About the project
Alkove-Design imbues the cultural heritage of courtyards in the urban landscape of Bengaluru with a commitment to sustainability.
Evoking the comfort and appreciation towards childhood memories of traditional homes in the modern context, Ninada Kashyap and Komal Mittal, Co-founders and Principal Architects of Alcove-Design’s greatly Indian and obscurely contemporary home in Uttarahalli, Bengaluru is a welcome respite from the concrete forms of the urban jungle. The ethos of striking a balance lies in a clever mix of traditions while delivering 21st-century amenities in a space. The ‘Courtyard House’ is designed around one of the most essential elements of conventional Indian homes — the courtyard. Situated away from the city’s hustle and bustle, this 3,788 sq ft three-bedroom home is an outcome of the owner’s recollection of their grandparents’ home. The desire to imbue the cultural heritage of courtyards in a modern landscape commenced the odyssey of this home.
The house is accessed through a driveway on both sides. Acknowledging the auspiciousness of Tulsi, the plant is placed in the middle of an open to sky court. This leads to the main entrance and lends the house an organic feel. The courtyard not only elevates the traditional aesthetics but also helps in heating and cooling the house by allowing natural ventilation in the summer and retaining solar heat in the winter. Plants and trees have been planted in the garden surrounding the periphery of the house to maintain privacy.
A blend of traditional handmade Athangudi and Jaisalmer tiles along with green marble throughout the house pervades the home with a pop of colour. The bungalow has a mandir, kitchen, and living room, along with two private bedrooms on the ground floor. Upon entrance, the kitchen and dining flank one side of the double-heighted courtyard, while the living room takes over the other. Crafted on site, the sofa and dining table along with the courtyard swing and pillars in wood enhance the mood of the space. A combination of local Sadarahalli stone and Athangudi tiles make the courtyards visually appealing and durable. Since the house is bound by other homes on all sides, the courtyard serves as a private outdoor space. A rectangular skylight above it provides ample natural light inside the house and creates a bright atmosphere throughout the day.
A private retreat, the first floor is occupied by the master bedroom and a family room. Conventional and simple wooden four poster bed with the bright bed covering furnishes a soothing milieu in the bedroom. An open terrace area adjacent to the family room includes a partially covered outdoor seating arrangement separated through glass and wooden doors. In addition, sustainability was also a high priority for the project. The selection of eco-friendly building materials reduced energy consumption and minimised the carbon footprint. Solar-powered energy systems and cross-ventilation minimise the environmental impact and provide long-term cost savings.

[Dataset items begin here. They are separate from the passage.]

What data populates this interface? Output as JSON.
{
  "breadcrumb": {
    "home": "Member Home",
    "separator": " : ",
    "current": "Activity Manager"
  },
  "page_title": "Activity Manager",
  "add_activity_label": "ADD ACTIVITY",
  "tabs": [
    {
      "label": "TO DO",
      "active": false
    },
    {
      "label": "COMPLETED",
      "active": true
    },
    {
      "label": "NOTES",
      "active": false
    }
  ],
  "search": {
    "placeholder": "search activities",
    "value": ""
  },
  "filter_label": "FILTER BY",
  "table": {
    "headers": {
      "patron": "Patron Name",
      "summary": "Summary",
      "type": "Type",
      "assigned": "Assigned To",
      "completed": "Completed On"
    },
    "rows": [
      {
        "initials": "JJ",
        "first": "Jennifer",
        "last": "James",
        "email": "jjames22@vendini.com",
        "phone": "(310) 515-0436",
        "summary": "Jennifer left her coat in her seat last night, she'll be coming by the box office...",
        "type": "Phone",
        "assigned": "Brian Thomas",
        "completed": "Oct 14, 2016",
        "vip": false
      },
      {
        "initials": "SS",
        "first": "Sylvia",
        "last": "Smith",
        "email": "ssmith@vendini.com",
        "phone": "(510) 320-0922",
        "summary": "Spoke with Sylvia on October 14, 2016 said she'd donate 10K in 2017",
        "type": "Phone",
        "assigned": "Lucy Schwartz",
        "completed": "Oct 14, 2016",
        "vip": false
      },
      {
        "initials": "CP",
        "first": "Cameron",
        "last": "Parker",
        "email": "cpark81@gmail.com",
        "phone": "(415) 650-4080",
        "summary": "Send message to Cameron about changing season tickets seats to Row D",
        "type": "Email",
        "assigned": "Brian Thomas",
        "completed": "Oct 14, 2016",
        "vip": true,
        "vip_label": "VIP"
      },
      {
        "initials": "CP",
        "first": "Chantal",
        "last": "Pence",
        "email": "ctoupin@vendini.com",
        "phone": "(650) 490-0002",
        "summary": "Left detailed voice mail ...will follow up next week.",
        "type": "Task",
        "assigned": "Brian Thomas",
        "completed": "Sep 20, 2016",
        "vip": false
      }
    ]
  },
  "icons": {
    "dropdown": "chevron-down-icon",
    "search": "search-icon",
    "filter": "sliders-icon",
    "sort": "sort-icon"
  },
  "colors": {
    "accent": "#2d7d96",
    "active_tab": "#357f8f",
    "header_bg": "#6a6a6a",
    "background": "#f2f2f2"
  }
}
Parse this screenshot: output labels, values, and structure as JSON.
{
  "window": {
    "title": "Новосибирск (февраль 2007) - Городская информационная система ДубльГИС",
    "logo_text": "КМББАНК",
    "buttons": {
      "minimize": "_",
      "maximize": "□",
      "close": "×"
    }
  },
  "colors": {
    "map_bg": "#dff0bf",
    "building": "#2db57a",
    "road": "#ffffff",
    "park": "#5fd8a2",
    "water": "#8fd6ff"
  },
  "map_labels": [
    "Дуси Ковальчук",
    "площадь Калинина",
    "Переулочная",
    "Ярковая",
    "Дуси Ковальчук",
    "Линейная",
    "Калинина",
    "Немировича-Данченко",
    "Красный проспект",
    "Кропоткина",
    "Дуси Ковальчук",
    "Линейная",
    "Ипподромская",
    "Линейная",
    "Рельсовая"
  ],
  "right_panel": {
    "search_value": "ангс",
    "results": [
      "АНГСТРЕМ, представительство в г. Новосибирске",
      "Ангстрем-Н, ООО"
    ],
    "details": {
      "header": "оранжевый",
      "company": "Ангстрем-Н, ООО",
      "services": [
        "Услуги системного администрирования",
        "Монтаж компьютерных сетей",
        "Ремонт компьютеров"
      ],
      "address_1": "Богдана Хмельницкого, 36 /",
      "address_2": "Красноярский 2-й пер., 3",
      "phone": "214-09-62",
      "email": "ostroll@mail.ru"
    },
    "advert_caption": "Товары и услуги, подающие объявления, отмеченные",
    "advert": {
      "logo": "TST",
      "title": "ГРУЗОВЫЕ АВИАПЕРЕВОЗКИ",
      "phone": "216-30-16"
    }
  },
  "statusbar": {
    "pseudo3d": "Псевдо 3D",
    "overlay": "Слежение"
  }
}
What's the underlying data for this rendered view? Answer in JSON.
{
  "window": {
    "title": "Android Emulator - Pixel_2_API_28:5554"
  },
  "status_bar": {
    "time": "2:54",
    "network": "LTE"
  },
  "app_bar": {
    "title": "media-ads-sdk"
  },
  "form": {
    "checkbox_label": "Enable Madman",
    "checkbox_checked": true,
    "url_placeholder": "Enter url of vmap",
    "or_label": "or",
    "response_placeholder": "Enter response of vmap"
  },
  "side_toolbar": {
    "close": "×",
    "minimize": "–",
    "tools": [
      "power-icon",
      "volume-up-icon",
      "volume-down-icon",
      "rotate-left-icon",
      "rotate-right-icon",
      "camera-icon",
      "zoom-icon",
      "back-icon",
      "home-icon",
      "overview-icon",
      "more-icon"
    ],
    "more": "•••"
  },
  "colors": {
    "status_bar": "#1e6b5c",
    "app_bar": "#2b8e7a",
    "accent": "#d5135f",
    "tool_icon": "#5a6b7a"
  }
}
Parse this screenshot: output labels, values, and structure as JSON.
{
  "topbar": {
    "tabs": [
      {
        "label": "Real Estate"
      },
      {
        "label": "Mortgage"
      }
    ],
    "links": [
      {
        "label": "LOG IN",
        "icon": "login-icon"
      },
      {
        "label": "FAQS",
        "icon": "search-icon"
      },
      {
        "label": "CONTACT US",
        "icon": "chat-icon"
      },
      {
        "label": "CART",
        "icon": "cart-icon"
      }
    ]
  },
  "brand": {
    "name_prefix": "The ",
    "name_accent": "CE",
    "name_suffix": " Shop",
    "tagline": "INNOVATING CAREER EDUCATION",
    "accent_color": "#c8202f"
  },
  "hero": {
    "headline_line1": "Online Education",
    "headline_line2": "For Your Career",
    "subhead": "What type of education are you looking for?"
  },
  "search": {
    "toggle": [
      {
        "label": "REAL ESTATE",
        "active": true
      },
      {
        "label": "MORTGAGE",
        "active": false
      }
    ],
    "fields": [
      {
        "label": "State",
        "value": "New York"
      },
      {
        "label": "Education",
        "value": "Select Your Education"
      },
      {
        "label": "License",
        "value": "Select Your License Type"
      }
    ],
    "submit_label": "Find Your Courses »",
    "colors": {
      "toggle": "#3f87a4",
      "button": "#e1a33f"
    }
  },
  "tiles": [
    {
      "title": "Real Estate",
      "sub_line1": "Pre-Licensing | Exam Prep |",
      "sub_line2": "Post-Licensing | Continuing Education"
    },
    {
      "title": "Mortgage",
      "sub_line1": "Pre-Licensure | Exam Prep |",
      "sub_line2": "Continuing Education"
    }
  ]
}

The design and execution of this home followed a comprehensive process from concept to completion. “We wanted to evoke a sense of belonging and connectedness with nature where traditional setups can co-exist. The centrepiece of the house is the internal courtyard, known as ‘Thotti Mane’ in Kannada, that harmonises with the surroundings and serves as a central gathering place for family and friends. The experience of visiting this home is likely to leave a lasting impression on all, as it showcases the potential of sustainable design in creating a functional, and eco-friendly living space.” says Ninada Kashyap and Komal Mittal, Co-Founders and Principal Architects of Alkove-Design.